HOME > 館報「開港のひろば」 > バックナンバー > 第114号
「開港のひろば」第114号
|
開館30周年記念Part2
港都横浜
近代日本のナビゲーター
−資料がかたるその諸相
横浜開港資料館は、1981(昭和56)年6月に開館しました。当初の収蔵資料は約11万点で、将来16万点近くになることが想定されていました。しかし30年を経過した今日、収蔵資料は約25万点におよんでいます。
このような充実した資料を手にすることができた理由には、展示・研究のため、調査研究員が積極的に資料を調査・収集したこととともに、多くの市民や協力者が、父祖の代より引き継いできた資料を当館に、あるいは当館開設以前の横浜市に提供していただいたことが大きくあずかっています。今回開館30周年記念の第2弾展示でその収集成果をふりかえりたいと思います。
当館の収蔵資料は、時代的には広く、中世・近世から戦後昭和期にまでおよび、その全般を1、2回の展示で紹介するのは困難です。今回の記念展示は、貿易港・国際港として発展した横浜が、近代化日本のナビゲーター(先導役)として果たした役割を原資料で語らせることを目的としました。そのため、時代対象は一九世紀が中心となりました。

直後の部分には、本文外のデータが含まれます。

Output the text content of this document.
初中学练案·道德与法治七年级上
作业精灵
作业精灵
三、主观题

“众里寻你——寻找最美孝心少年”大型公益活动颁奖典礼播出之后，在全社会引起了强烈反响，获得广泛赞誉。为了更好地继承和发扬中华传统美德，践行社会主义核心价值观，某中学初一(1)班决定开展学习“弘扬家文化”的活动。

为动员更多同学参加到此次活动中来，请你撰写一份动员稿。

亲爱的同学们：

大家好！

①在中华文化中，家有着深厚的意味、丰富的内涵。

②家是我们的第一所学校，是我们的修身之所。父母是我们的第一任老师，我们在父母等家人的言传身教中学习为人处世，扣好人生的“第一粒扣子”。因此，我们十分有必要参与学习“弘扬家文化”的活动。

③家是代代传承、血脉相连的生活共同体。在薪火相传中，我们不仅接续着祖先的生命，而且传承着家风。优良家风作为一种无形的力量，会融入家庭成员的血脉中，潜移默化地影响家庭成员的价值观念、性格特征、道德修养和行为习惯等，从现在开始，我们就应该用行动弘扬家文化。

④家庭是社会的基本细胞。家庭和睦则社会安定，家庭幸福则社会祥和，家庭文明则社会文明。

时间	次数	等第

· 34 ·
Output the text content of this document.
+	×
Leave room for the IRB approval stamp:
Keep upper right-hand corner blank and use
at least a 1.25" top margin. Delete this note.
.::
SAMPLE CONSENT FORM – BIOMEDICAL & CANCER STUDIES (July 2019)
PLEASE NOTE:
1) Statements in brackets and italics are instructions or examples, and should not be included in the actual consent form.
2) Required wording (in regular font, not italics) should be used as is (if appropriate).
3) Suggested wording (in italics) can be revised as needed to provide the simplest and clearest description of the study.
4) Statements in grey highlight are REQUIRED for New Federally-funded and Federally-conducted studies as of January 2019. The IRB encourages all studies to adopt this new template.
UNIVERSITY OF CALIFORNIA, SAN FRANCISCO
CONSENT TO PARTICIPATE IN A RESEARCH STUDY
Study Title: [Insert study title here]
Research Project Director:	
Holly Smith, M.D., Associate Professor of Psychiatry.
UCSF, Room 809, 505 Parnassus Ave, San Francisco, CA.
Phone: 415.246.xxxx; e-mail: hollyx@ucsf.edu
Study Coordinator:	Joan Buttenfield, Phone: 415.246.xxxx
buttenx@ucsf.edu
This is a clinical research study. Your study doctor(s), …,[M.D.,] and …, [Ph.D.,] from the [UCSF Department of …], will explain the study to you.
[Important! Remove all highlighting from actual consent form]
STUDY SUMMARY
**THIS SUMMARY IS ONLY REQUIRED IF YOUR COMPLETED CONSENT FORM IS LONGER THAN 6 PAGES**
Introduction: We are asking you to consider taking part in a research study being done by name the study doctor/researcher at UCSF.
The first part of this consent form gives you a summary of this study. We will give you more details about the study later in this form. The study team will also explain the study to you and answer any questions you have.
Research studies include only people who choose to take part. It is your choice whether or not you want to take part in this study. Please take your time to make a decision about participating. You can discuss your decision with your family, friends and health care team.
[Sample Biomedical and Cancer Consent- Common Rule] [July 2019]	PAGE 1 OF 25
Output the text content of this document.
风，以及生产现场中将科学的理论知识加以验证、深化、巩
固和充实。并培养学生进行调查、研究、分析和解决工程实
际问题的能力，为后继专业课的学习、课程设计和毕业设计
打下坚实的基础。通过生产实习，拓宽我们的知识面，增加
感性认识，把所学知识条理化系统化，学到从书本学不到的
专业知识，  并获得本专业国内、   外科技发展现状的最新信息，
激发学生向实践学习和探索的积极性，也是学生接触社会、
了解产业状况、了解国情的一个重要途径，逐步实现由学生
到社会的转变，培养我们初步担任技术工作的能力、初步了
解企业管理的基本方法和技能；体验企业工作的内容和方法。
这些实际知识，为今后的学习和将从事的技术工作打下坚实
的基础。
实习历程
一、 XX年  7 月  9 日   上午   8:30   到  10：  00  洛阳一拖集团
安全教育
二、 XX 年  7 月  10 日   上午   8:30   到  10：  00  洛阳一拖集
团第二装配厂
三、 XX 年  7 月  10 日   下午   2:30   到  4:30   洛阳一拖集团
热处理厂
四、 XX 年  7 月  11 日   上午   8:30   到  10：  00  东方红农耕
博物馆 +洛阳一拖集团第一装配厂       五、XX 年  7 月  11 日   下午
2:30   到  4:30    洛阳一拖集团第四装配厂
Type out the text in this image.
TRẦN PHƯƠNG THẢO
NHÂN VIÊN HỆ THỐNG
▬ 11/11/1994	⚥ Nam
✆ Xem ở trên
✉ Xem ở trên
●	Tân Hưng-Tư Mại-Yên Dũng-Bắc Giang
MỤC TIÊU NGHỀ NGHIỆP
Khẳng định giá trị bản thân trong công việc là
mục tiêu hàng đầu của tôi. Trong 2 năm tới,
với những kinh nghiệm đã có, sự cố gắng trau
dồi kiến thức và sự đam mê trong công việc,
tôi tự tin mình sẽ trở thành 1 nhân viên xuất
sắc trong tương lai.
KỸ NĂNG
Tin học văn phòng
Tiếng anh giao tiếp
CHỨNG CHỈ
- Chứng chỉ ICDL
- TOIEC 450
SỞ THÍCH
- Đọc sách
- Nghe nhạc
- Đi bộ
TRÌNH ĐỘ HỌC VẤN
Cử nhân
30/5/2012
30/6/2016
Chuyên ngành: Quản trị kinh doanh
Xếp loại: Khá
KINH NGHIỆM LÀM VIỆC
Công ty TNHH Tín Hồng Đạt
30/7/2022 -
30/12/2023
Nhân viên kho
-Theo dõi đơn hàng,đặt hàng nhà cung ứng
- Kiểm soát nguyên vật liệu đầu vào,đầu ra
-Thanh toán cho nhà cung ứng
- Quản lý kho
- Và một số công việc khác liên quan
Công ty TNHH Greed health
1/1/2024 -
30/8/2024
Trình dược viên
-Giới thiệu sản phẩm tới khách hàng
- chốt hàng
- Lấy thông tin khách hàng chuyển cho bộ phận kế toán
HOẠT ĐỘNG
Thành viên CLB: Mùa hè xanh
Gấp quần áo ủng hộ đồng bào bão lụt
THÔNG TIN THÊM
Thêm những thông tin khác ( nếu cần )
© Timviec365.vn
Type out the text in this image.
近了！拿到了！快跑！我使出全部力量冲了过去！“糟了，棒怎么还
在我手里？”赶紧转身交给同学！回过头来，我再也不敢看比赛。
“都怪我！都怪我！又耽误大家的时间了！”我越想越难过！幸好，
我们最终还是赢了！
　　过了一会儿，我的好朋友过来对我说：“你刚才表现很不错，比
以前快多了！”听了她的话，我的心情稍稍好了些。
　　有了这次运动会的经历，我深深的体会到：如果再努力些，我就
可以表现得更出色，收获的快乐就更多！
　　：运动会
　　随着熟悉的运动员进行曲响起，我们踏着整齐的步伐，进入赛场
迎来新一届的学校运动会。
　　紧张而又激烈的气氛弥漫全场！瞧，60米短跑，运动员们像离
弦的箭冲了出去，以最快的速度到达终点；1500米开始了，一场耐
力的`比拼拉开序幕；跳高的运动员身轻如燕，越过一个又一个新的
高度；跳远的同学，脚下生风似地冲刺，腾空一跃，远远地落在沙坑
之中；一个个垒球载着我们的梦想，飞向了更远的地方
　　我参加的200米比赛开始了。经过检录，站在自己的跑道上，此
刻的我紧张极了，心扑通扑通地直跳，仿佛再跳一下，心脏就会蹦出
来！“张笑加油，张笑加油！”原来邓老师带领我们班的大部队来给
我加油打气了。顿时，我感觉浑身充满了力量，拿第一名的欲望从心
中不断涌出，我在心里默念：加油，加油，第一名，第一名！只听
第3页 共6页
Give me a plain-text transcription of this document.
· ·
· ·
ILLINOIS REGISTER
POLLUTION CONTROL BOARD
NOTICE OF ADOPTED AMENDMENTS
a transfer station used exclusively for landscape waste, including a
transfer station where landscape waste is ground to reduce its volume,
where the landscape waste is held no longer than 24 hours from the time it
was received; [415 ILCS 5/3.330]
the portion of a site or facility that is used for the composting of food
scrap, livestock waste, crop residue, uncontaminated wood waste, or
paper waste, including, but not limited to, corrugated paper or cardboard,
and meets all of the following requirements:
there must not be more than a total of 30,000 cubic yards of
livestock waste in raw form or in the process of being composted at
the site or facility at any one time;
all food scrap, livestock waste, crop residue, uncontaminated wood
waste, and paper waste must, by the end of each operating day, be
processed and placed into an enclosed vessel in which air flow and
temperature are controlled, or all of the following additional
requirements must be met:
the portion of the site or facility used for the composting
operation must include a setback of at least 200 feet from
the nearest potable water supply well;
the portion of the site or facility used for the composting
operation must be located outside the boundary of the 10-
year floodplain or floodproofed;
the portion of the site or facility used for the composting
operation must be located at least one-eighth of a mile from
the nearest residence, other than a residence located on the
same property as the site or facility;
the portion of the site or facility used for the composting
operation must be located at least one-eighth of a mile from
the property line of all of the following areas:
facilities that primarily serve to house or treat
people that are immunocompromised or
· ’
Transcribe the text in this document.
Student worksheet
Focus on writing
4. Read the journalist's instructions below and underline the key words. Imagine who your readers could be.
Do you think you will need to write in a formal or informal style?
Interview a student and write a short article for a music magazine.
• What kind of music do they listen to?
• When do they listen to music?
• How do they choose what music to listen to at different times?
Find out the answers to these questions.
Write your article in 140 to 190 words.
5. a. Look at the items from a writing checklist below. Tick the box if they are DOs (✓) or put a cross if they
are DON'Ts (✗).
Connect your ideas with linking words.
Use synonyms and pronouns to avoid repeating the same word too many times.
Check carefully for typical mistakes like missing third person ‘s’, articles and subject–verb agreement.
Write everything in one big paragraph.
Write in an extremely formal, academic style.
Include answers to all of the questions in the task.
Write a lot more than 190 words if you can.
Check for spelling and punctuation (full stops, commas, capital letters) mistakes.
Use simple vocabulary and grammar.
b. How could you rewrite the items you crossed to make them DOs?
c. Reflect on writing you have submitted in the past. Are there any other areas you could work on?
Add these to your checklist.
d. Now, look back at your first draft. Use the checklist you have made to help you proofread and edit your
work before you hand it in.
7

近代化の先導役、としての横浜の歴史的位置は、昭和63(1988)年の企画展示「横浜もののはじめ」のほか、さまざまな機会にとりあげてきました。これまでの展示は、原資料を展示するだけでなく、例えば大判の新聞紙面に見つけた重要だけど極く小さな記事を大きく複製して紹介するようなことも少なくありませんでした。そのことは横浜開港資料館が30年間にわたって培ってきた展示手法の一つですが、今回は原資料にこだわりました。大冊の写真帖や製本した新聞を壁面に掲示することはできませんから、プリントにかえた箇所などもありますが、基本は原資料展示です。
横浜開港資料館の「来し方」を資料をもってふりかえるとともに、これからも収蔵資料が一層充実するよう、努力してゆく所存です。引き続きご支援をいただければ幸いです。